Nuclear plant outages this week were still running well above last year and the five-year average, and should add some demand for gas since plants burning gas typically come into service, if needed, to replace missing nuclear generation.

But some traders caution that if gas prices move much higher, towards the $4 level, they could increase supply by encouraging producers to hook up more wells and dampen demand by making gas less competitive with coal for power generation.

Technical traders also said that Friday’s settle below support at $3.60, an area of previous resistance, could turn the chart picture bearish, but most needed to see another lower close on Monday for confirmation.

Sandy knocked out power last week to nearly 8.5 million customers and cut demand for gas used to generate electricity by up to 1 billion cubic feet per day.

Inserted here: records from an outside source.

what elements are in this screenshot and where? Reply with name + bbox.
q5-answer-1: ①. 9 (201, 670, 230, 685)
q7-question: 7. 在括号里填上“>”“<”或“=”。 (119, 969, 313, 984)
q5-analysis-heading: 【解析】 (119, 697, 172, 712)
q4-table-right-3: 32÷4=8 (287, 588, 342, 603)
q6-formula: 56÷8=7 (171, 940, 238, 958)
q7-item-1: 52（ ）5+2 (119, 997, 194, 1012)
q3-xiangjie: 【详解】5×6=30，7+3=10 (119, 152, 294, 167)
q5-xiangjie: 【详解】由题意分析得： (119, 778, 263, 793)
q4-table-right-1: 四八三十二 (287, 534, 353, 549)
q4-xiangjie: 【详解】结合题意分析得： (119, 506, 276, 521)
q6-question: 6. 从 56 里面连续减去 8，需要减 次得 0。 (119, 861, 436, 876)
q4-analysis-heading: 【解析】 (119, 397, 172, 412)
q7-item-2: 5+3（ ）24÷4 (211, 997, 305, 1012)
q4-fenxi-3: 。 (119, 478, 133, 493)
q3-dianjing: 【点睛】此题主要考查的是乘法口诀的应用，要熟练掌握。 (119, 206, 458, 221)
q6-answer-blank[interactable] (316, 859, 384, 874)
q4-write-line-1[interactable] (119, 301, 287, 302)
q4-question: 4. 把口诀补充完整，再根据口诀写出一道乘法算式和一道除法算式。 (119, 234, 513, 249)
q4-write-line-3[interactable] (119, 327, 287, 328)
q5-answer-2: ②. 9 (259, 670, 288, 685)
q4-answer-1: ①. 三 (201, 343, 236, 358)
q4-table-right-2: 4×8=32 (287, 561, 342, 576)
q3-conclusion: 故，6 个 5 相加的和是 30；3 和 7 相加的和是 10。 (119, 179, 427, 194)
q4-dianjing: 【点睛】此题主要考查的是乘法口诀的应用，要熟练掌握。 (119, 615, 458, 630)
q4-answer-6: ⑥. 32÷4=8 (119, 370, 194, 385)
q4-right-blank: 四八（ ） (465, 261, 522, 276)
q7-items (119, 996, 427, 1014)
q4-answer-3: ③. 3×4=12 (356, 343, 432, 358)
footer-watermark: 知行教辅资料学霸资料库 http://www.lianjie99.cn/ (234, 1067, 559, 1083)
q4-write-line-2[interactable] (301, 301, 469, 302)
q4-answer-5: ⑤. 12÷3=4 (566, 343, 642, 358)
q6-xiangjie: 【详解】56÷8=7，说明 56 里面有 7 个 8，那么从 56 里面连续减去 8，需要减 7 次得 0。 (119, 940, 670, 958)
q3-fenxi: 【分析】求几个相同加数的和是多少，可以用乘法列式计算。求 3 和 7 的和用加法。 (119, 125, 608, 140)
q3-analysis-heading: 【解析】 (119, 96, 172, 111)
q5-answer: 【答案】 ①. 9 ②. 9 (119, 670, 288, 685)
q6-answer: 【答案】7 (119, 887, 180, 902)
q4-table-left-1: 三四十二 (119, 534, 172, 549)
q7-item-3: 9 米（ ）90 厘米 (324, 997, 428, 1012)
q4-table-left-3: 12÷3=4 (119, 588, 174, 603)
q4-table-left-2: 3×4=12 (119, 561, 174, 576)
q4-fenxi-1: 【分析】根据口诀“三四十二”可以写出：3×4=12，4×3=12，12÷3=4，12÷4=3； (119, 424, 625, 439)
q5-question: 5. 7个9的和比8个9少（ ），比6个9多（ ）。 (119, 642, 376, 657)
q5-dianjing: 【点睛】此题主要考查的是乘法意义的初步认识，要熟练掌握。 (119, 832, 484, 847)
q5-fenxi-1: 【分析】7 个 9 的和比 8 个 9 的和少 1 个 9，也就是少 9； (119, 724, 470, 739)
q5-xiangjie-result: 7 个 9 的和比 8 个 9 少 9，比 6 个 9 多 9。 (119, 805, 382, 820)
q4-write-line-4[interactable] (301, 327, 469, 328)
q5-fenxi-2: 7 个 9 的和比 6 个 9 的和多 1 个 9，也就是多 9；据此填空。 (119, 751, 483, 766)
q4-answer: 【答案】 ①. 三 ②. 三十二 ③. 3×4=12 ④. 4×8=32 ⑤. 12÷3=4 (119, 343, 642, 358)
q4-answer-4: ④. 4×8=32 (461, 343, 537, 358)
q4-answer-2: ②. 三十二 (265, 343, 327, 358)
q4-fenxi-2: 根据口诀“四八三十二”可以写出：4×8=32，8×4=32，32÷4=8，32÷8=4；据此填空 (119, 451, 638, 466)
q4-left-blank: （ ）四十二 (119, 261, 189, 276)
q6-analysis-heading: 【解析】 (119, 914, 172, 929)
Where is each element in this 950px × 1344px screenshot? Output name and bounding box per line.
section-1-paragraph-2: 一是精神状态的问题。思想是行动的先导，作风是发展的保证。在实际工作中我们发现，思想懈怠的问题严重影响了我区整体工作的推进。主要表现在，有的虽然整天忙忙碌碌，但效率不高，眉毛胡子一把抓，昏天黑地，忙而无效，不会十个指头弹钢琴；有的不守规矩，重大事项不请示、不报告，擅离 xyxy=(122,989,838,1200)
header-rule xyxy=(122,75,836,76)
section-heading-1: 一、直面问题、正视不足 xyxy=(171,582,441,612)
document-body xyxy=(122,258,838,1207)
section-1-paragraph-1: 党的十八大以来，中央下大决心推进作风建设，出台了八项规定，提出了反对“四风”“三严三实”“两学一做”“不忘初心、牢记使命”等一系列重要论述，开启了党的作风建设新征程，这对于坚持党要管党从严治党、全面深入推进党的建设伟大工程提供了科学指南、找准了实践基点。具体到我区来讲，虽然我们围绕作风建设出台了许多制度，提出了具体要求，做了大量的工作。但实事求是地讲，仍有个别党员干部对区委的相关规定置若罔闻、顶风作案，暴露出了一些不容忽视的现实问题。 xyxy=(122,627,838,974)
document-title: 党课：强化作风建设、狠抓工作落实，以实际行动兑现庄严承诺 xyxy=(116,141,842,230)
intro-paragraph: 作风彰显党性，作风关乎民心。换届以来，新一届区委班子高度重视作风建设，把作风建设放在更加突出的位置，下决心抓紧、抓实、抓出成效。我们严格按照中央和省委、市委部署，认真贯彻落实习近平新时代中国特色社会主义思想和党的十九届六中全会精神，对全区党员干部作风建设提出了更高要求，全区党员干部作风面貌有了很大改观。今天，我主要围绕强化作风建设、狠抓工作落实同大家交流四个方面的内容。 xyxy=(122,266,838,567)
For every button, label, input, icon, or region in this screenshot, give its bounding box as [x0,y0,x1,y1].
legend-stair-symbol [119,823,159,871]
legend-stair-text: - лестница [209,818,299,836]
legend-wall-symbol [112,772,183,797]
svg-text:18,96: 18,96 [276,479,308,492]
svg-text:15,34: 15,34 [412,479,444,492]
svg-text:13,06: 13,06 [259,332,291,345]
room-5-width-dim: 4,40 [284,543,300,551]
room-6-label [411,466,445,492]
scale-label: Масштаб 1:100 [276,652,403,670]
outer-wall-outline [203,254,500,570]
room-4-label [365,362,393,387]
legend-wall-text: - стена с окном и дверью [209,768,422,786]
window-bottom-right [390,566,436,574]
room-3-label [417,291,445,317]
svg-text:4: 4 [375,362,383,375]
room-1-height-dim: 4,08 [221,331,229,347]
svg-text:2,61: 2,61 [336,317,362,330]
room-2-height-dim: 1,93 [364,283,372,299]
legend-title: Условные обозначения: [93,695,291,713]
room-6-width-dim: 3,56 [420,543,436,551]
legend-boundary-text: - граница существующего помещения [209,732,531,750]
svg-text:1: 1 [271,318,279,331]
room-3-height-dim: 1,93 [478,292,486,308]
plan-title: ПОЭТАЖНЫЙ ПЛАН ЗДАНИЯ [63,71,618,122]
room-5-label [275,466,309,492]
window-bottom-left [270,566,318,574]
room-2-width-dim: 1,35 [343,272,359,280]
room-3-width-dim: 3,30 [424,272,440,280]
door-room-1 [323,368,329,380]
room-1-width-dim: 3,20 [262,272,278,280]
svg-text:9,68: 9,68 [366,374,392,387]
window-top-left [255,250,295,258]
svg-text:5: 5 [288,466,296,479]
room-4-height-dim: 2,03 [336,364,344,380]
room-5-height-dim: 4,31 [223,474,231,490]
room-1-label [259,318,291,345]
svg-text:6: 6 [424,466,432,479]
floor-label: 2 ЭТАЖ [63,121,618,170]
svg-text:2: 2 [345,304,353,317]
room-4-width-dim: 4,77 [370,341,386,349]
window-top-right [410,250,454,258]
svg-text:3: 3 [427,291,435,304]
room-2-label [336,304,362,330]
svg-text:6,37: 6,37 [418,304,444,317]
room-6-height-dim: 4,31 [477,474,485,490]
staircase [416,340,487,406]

But power outages early Monday had been cut to about 1.3 million.

After some chilly weather for the eastern half of the nation for the next few days, private forecaster MDA EarthSat expects temperatures to average normal or above normal in its six- to 10-day and 11- to 15-day outlooks.


Baker Hughes data on Friday showed that the gas-directed rig count rose last week by eight to 424 after posting a 13-year low the previous week.

While the gas rig count has gained only 10 times this year, four of those gains have occurred in the last seven weeks, stirring concerns that the recent uptick in gas prices might be encouraging producers to increase supply.

Still, drilling for natural gas has been in decline for most of the last year, with gas rigs falling some 55 percent since peaking at 936 in October 2011. The problem is that production, so far, has not shown any significant signs of slowing.

(Rig graphic: )

The associated gas produced from more-profitable shale oil and shale gas liquids wells has kept gas flowing this year at or near a record pace.

Traders were waiting for the U.S. Energy Information Administration’s short-term energy outlook on Tuesday, looking for the agency’s latest estimates on gas supply and demand.


EIA data last week showed domestic gas inventories for the week ended October 26 had climbed to 3.908 trillion cubic feet, easily eclipsing the previous record high of 3.852 tcf hit last November.

(Storage graphic: )

Based on recent weather forecasts, traders expect one or two more weekly inventory builds to drive storage further into record territory, peaking just shy of 3.95 tcf before winter withdrawals begin.

Early injection estimates for Thursday’s EIA storage report range from 15 bcf to 40 bcf. Last year during that week, stocks rose 48 bcf, while the five-year average is 36 bcf.

While a huge inventory overhang, which peaked in late March at nearly 900 bcf, has been cut by 85 percent, storage is 92 percent full and should provide a comfortable cushion to meet any spikes in demand or unexpected disruptions in supply.